Kung Fu Hustle

85/100

Stephen Chow’s newest — about a small town in pre-revolutionary China populated by kung-fu masters who are drawn out of retirement by the arrival of a criminal gang — is being compared to Buster Keaton and Chuck Jones, correctly enough, but its cartoon-come-to-life visuals put me in mind most immediately of Terry Gilliam’s The Adventures of Baron Munchhausen.
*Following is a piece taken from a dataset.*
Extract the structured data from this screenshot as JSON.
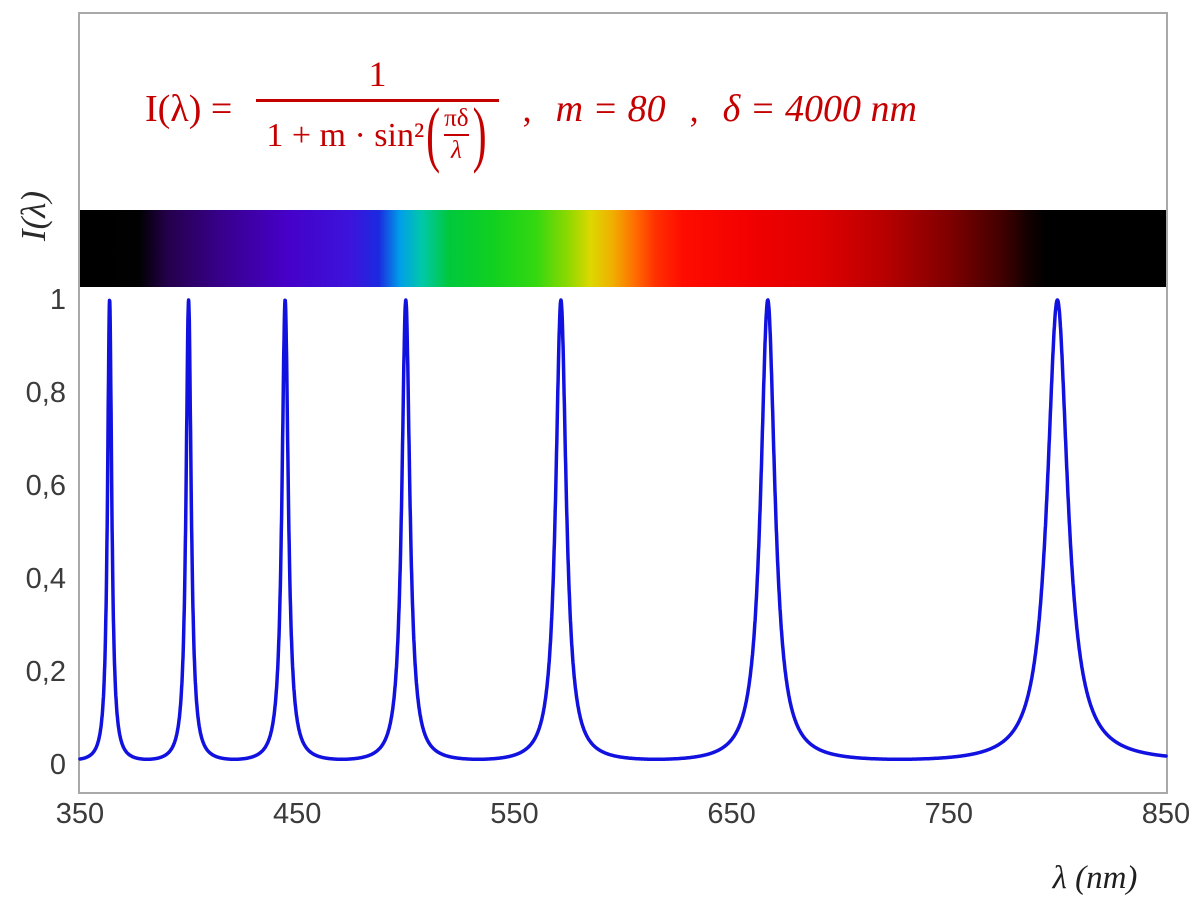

Then again, it’s clearly a Stephen Chow film more than anything else, with broad slapstick undergirding typically impressive martial-arts choreography by the amazing Yuen Wo-ping and Sammo Hung.

By itself, the opening sequence — a near-musical set piece involving a group of well-dressed, ax-wielding thugs that come on like the gangs in “Beat It” — is pretty amazing, but the rest of the film is an ever-escalating, near-joyous expansion of the possibilities offered by Chow’s particular brand of homage and parody coupled with a willingness to try anything with CGI. (If you’re watching carefully, you might notice an actor transform into a digital double right before something terrible happens to him.)

Like the other Chow films I’ve seen (only Shaolin Soccer and God of Cookery) Kung Fu Hustle is a fresh, contemporary take on Chinese storytelling traditions, and few directors in world cinema are working so competently and consistently in any mode as Chow is in this one. A really good time.